The 2.29-meter-tall center thanked his family, teammates, coaches and competitors in an eight-minute speech marking the beginning of a new chapter in his life.

Yao said he had been thinking about ending his playing career after a second stress fracture in his left ankle in 2009 and the thought returned after a third fracture late last year. It took about two months for him to make the final decision, Yao said yesterday.

"Since then, like many friends who cared about me, I waited and hoped that I could return. It was also a frustrating period, many thoughts crossed my mind," Yao told reporters. "Today, I am ready to announce to everyone my decision: I will end my athletic career and formally retire."

But he added: "It's just a comma, not a period."

The 30-year-old said it was an important day for him with his parents, wife and daughter present.

"I should say it's too hard to part with the feeling when I run at full speed on the court," said Yao, who was given his first basketball by his father at the age of four. "It's a little too fast but thanks to my parents I knew this day would come since I was very young."

But Yao's affair with basketball will not end. As owner of the Shanghai Sharks he said he would now be able to spend more time and energy on the team and continue to contribute to the development of Chinese basketball.

"Even though I am leaving the basketball court, I will not leave the game," he said. "The Shanghai Sharks is how my professional life will continue. I am continuing to learn about managing and running the team and will do my best to bring honor and glory to my hometown and to Chinese basketball."

Talking about future plans, Yao said he would try to cultivate "people who play the game and not just playing machines. That's what I learnt most after I joined NBA."

Besides basketball, Yao will also continue his charity work with the Yao Foundation, and do things he enjoys in other fields, he said.

"Through meeting and working with people from different fields and professions, I can gain new knowledge and new understandings," Yao said.

Yao said he will be taking some courses to learn new things, including studying computing and finance at Shanghai Jiao Tong University.
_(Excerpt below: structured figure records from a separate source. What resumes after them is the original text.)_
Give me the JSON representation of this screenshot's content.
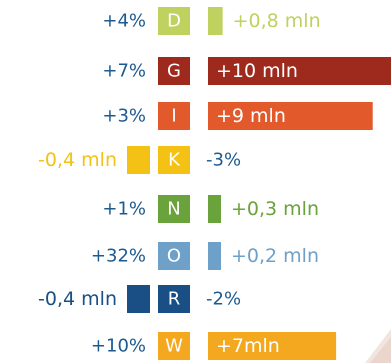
{
  "chart_data": {
    "type": "bar",
    "orientation": "horizontal-diverging",
    "title": "",
    "xlabel": "",
    "ylabel": "",
    "categories": [
      "D",
      "G",
      "I",
      "K",
      "N",
      "O",
      "R",
      "W"
    ],
    "values_mln": [
      0.8,
      10,
      9,
      -0.4,
      0.3,
      0.2,
      -0.4,
      7
    ],
    "value_labels": [
      "+0,8 mln",
      "+10 mln",
      "+9 mln",
      "-0,4 mln",
      "+0,3 mln",
      "+0,2 mln",
      "-0,4 mln",
      "+7mln"
    ],
    "change_labels": [
      "+4%",
      "+7%",
      "+3%",
      "-3%",
      "+1%",
      "+32%",
      "-2%",
      "+10%"
    ],
    "colors": [
      "#bfd260",
      "#9e2a1e",
      "#e2592b",
      "#f3c214",
      "#6aa23b",
      "#6fa0c8",
      "#1a4f86",
      "#f4a81f"
    ],
    "label_color": "#1c5a8f",
    "value_unit": "mln"
  }
}
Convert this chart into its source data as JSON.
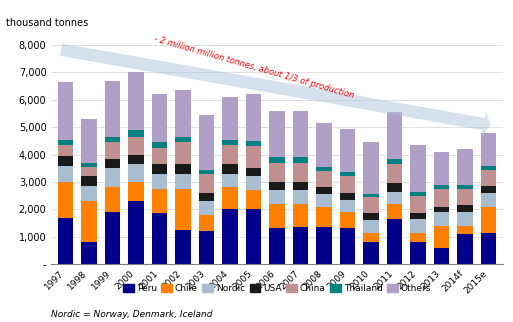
{
  "years": [
    "1997",
    "1998",
    "1999",
    "2000",
    "2001",
    "2002",
    "2003",
    "2004",
    "2005",
    "2006",
    "2007",
    "2008",
    "2009",
    "2010",
    "2011",
    "2012",
    "2013",
    "2014f",
    "2015e"
  ],
  "Peru": [
    1700,
    800,
    1900,
    2300,
    1850,
    1250,
    1200,
    2000,
    2000,
    1300,
    1350,
    1350,
    1300,
    800,
    1650,
    800,
    600,
    1100,
    1150
  ],
  "Chile": [
    1300,
    1500,
    900,
    700,
    900,
    1500,
    600,
    800,
    700,
    900,
    850,
    750,
    600,
    350,
    550,
    350,
    800,
    300,
    950
  ],
  "Nordic": [
    600,
    550,
    700,
    650,
    550,
    550,
    500,
    500,
    500,
    500,
    500,
    450,
    450,
    450,
    450,
    500,
    500,
    500,
    500
  ],
  "USA": [
    350,
    350,
    350,
    350,
    350,
    350,
    300,
    350,
    300,
    300,
    300,
    250,
    250,
    250,
    300,
    200,
    200,
    250,
    250
  ],
  "China": [
    400,
    350,
    600,
    650,
    600,
    800,
    700,
    700,
    800,
    700,
    700,
    600,
    600,
    600,
    700,
    650,
    650,
    600,
    600
  ],
  "Thailand": [
    200,
    150,
    200,
    250,
    200,
    200,
    150,
    200,
    200,
    200,
    200,
    150,
    150,
    100,
    200,
    150,
    150,
    150,
    150
  ],
  "Others": [
    2100,
    1600,
    2020,
    2100,
    1750,
    1700,
    2000,
    1550,
    1700,
    1700,
    1700,
    1600,
    1600,
    1900,
    1700,
    1700,
    1200,
    1300,
    1200
  ],
  "colors": {
    "Peru": "#00008B",
    "Chile": "#FF7F00",
    "Nordic": "#A8BED0",
    "USA": "#1A1A1A",
    "China": "#C09090",
    "Thailand": "#008080",
    "Others": "#B0A0C8"
  },
  "ylabel": "thousand tonnes",
  "ylim": [
    0,
    8000
  ],
  "yticks": [
    0,
    1000,
    2000,
    3000,
    4000,
    5000,
    6000,
    7000,
    8000
  ],
  "ytick_labels": [
    "-",
    "1,000",
    "2,000",
    "3,000",
    "4,000",
    "5,000",
    "6,000",
    "7,000",
    "8,000"
  ],
  "arrow_text": "- 2 million million tonnes, about 1/3 of production",
  "footnote": "Nordic = Norway, Denmark, Iceland",
  "legend_order": [
    "Peru",
    "Chile",
    "Nordic",
    "USA",
    "China",
    "Thailand",
    "Others"
  ]
}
The university's Tao Zhengsu, an official in charge of admissions, said Yao had been admitted to the university years ago when he was playing basketball in Shanghai.
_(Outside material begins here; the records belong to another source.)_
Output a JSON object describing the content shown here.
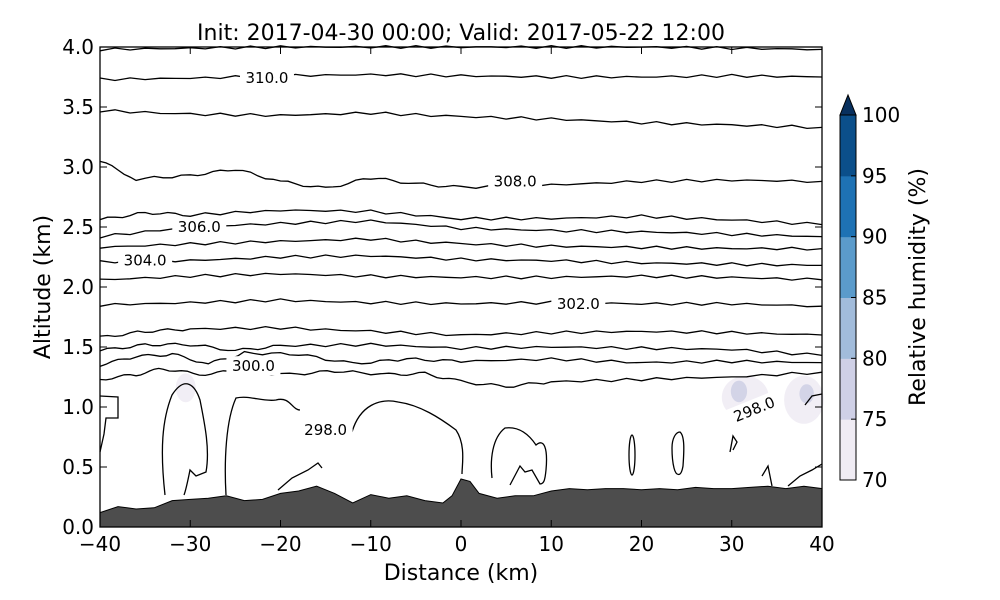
{
  "chart_data": {
    "type": "contour",
    "title": "Init: 2017-04-30 00:00; Valid: 2017-05-22 12:00",
    "xlabel": "Distance (km)",
    "ylabel": "Altitude (km)",
    "xlim": [
      -40,
      40
    ],
    "ylim": [
      0.0,
      4.0
    ],
    "x_ticks": [
      -40,
      -30,
      -20,
      -10,
      0,
      10,
      20,
      30,
      40
    ],
    "x_tick_labels": [
      "−40",
      "−30",
      "−20",
      "−10",
      "0",
      "10",
      "20",
      "30",
      "40"
    ],
    "y_ticks": [
      0.0,
      0.5,
      1.0,
      1.5,
      2.0,
      2.5,
      3.0,
      3.5,
      4.0
    ],
    "y_tick_labels": [
      "0.0",
      "0.5",
      "1.0",
      "1.5",
      "2.0",
      "2.5",
      "3.0",
      "3.5",
      "4.0"
    ],
    "grid": false,
    "contour_labels": [
      {
        "text": "310.0",
        "x": -21.5,
        "y": 3.74
      },
      {
        "text": "308.0",
        "x": 6.0,
        "y": 2.88
      },
      {
        "text": "306.0",
        "x": -29.0,
        "y": 2.5
      },
      {
        "text": "304.0",
        "x": -35.0,
        "y": 2.22
      },
      {
        "text": "302.0",
        "x": 13.0,
        "y": 1.86
      },
      {
        "text": "300.0",
        "x": -23.0,
        "y": 1.34
      },
      {
        "text": "298.0",
        "x": -15.0,
        "y": 0.81
      },
      {
        "text": "298.0",
        "x": 32.5,
        "y": 0.98
      }
    ],
    "isentropes_km": [
      [
        [
          -40,
          3.98
        ],
        [
          -30,
          3.99
        ],
        [
          -20,
          4.0
        ],
        [
          -10,
          4.0
        ],
        [
          0,
          4.0
        ],
        [
          10,
          4.0
        ],
        [
          20,
          4.0
        ],
        [
          30,
          3.99
        ],
        [
          40,
          3.98
        ]
      ],
      [
        [
          -40,
          3.73
        ],
        [
          -30,
          3.74
        ],
        [
          -20,
          3.76
        ],
        [
          -10,
          3.77
        ],
        [
          0,
          3.76
        ],
        [
          10,
          3.75
        ],
        [
          20,
          3.75
        ],
        [
          30,
          3.76
        ],
        [
          40,
          3.75
        ]
      ],
      [
        [
          -40,
          3.47
        ],
        [
          -30,
          3.44
        ],
        [
          -20,
          3.43
        ],
        [
          -10,
          3.45
        ],
        [
          0,
          3.42
        ],
        [
          10,
          3.4
        ],
        [
          20,
          3.37
        ],
        [
          30,
          3.35
        ],
        [
          40,
          3.33
        ]
      ],
      [
        [
          -40,
          3.05
        ],
        [
          -36,
          2.9
        ],
        [
          -30,
          2.93
        ],
        [
          -25,
          2.98
        ],
        [
          -20,
          2.88
        ],
        [
          -15,
          2.82
        ],
        [
          -10,
          2.91
        ],
        [
          -5,
          2.86
        ],
        [
          0,
          2.83
        ],
        [
          10,
          2.85
        ],
        [
          20,
          2.88
        ],
        [
          30,
          2.89
        ],
        [
          40,
          2.88
        ]
      ],
      [
        [
          -40,
          2.56
        ],
        [
          -35,
          2.62
        ],
        [
          -30,
          2.6
        ],
        [
          -20,
          2.64
        ],
        [
          -10,
          2.63
        ],
        [
          0,
          2.57
        ],
        [
          10,
          2.57
        ],
        [
          20,
          2.59
        ],
        [
          30,
          2.56
        ],
        [
          40,
          2.52
        ]
      ],
      [
        [
          -40,
          2.42
        ],
        [
          -30,
          2.5
        ],
        [
          -20,
          2.53
        ],
        [
          -10,
          2.55
        ],
        [
          0,
          2.49
        ],
        [
          10,
          2.47
        ],
        [
          20,
          2.46
        ],
        [
          30,
          2.44
        ],
        [
          40,
          2.42
        ]
      ],
      [
        [
          -40,
          2.33
        ],
        [
          -30,
          2.36
        ],
        [
          -20,
          2.38
        ],
        [
          -10,
          2.4
        ],
        [
          0,
          2.36
        ],
        [
          10,
          2.34
        ],
        [
          20,
          2.33
        ],
        [
          30,
          2.32
        ],
        [
          40,
          2.32
        ]
      ],
      [
        [
          -40,
          2.21
        ],
        [
          -30,
          2.22
        ],
        [
          -20,
          2.25
        ],
        [
          -10,
          2.26
        ],
        [
          0,
          2.23
        ],
        [
          10,
          2.22
        ],
        [
          20,
          2.2
        ],
        [
          30,
          2.19
        ],
        [
          40,
          2.18
        ]
      ],
      [
        [
          -40,
          2.06
        ],
        [
          -30,
          2.09
        ],
        [
          -20,
          2.11
        ],
        [
          -10,
          2.09
        ],
        [
          0,
          2.08
        ],
        [
          10,
          2.08
        ],
        [
          20,
          2.09
        ],
        [
          30,
          2.08
        ],
        [
          40,
          2.06
        ]
      ],
      [
        [
          -40,
          1.85
        ],
        [
          -30,
          1.87
        ],
        [
          -20,
          1.89
        ],
        [
          -10,
          1.87
        ],
        [
          0,
          1.86
        ],
        [
          10,
          1.87
        ],
        [
          20,
          1.86
        ],
        [
          30,
          1.86
        ],
        [
          40,
          1.84
        ]
      ],
      [
        [
          -40,
          1.58
        ],
        [
          -35,
          1.63
        ],
        [
          -30,
          1.65
        ],
        [
          -20,
          1.66
        ],
        [
          -10,
          1.63
        ],
        [
          0,
          1.6
        ],
        [
          10,
          1.62
        ],
        [
          20,
          1.63
        ],
        [
          30,
          1.62
        ],
        [
          40,
          1.6
        ]
      ],
      [
        [
          -40,
          1.47
        ],
        [
          -35,
          1.52
        ],
        [
          -30,
          1.52
        ],
        [
          -25,
          1.47
        ],
        [
          -20,
          1.51
        ],
        [
          -10,
          1.52
        ],
        [
          0,
          1.49
        ],
        [
          10,
          1.5
        ],
        [
          20,
          1.49
        ],
        [
          30,
          1.48
        ],
        [
          40,
          1.43
        ]
      ],
      [
        [
          -40,
          1.35
        ],
        [
          -36,
          1.42
        ],
        [
          -32,
          1.44
        ],
        [
          -28,
          1.36
        ],
        [
          -24,
          1.45
        ],
        [
          -18,
          1.44
        ],
        [
          -12,
          1.36
        ],
        [
          -6,
          1.4
        ],
        [
          0,
          1.38
        ],
        [
          10,
          1.4
        ],
        [
          20,
          1.37
        ],
        [
          30,
          1.38
        ],
        [
          40,
          1.37
        ]
      ],
      [
        [
          -40,
          1.23
        ],
        [
          -36,
          1.27
        ],
        [
          -33,
          1.32
        ],
        [
          -29,
          1.27
        ],
        [
          -25,
          1.3
        ],
        [
          -19,
          1.27
        ],
        [
          -14,
          1.3
        ],
        [
          -8,
          1.27
        ],
        [
          -4,
          1.28
        ],
        [
          0,
          1.21
        ],
        [
          5,
          1.17
        ],
        [
          10,
          1.21
        ],
        [
          20,
          1.23
        ],
        [
          30,
          1.25
        ],
        [
          40,
          1.29
        ]
      ]
    ],
    "terrain_km": [
      [
        -40,
        0.12
      ],
      [
        -38,
        0.17
      ],
      [
        -36,
        0.15
      ],
      [
        -34,
        0.16
      ],
      [
        -32,
        0.22
      ],
      [
        -30,
        0.23
      ],
      [
        -28,
        0.24
      ],
      [
        -26,
        0.26
      ],
      [
        -24,
        0.22
      ],
      [
        -22,
        0.23
      ],
      [
        -20,
        0.28
      ],
      [
        -18,
        0.3
      ],
      [
        -16,
        0.34
      ],
      [
        -14,
        0.28
      ],
      [
        -12,
        0.2
      ],
      [
        -10,
        0.27
      ],
      [
        -8,
        0.24
      ],
      [
        -6,
        0.26
      ],
      [
        -4,
        0.22
      ],
      [
        -2,
        0.2
      ],
      [
        -1,
        0.26
      ],
      [
        0,
        0.4
      ],
      [
        1,
        0.38
      ],
      [
        2,
        0.28
      ],
      [
        4,
        0.24
      ],
      [
        6,
        0.26
      ],
      [
        8,
        0.26
      ],
      [
        10,
        0.3
      ],
      [
        12,
        0.32
      ],
      [
        14,
        0.31
      ],
      [
        16,
        0.32
      ],
      [
        18,
        0.32
      ],
      [
        20,
        0.31
      ],
      [
        22,
        0.32
      ],
      [
        24,
        0.31
      ],
      [
        26,
        0.33
      ],
      [
        28,
        0.32
      ],
      [
        30,
        0.32
      ],
      [
        32,
        0.33
      ],
      [
        34,
        0.34
      ],
      [
        36,
        0.32
      ],
      [
        38,
        0.34
      ],
      [
        40,
        0.32
      ]
    ],
    "humidity_patches": [
      {
        "x": -30.5,
        "y": 1.16,
        "rx": 1.1,
        "ry": 0.12,
        "rh": 72
      },
      {
        "x": 31.5,
        "y": 1.08,
        "rx": 2.6,
        "ry": 0.18,
        "rh": 73
      },
      {
        "x": 30.8,
        "y": 1.13,
        "rx": 0.9,
        "ry": 0.09,
        "rh": 76
      },
      {
        "x": 38.0,
        "y": 1.06,
        "rx": 2.2,
        "ry": 0.2,
        "rh": 73
      },
      {
        "x": 38.3,
        "y": 1.11,
        "rx": 0.8,
        "ry": 0.08,
        "rh": 76
      }
    ],
    "colorbar": {
      "label": "Relative humidity (%)",
      "range": [
        70,
        100
      ],
      "ticks": [
        "70",
        "75",
        "80",
        "85",
        "90",
        "95",
        "100"
      ],
      "colors": [
        "#f0ecf4",
        "#cfd0e6",
        "#a2bcdb",
        "#5b9bcb",
        "#1e72b4",
        "#0b4f8a"
      ],
      "extend_color": "#08305e"
    }
  }
}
However, his studies were suspended after he went to the United States. The university said they welcomed Yao's return and would tailor education plans for him.

Earlier in the day, Yao was granted a Magnolia Shanghai Sports Lifetime Achievement Award by Mayor Han Zheng. Yao is the first athlete to be granted the honor. Magnolia awards are usually for business people and celebrities.

Shanghai-born Yao set a milestone for Chinese basketball as the top overall pick in the 2002 US National Basketball Association and played eight seasons for the Houston Rockets.

David Stern, commissioner of the NBA, said Yao was a player "who had a revolutionary influence on the association" and a key connection that linked the league to China.

"He's one of the best players of the Rockets and always a member of the family," said Daryl Morey, general manager of the Houston side. "I believe he will enter the Hall of Fame of the NBA with his huge contribution to the game."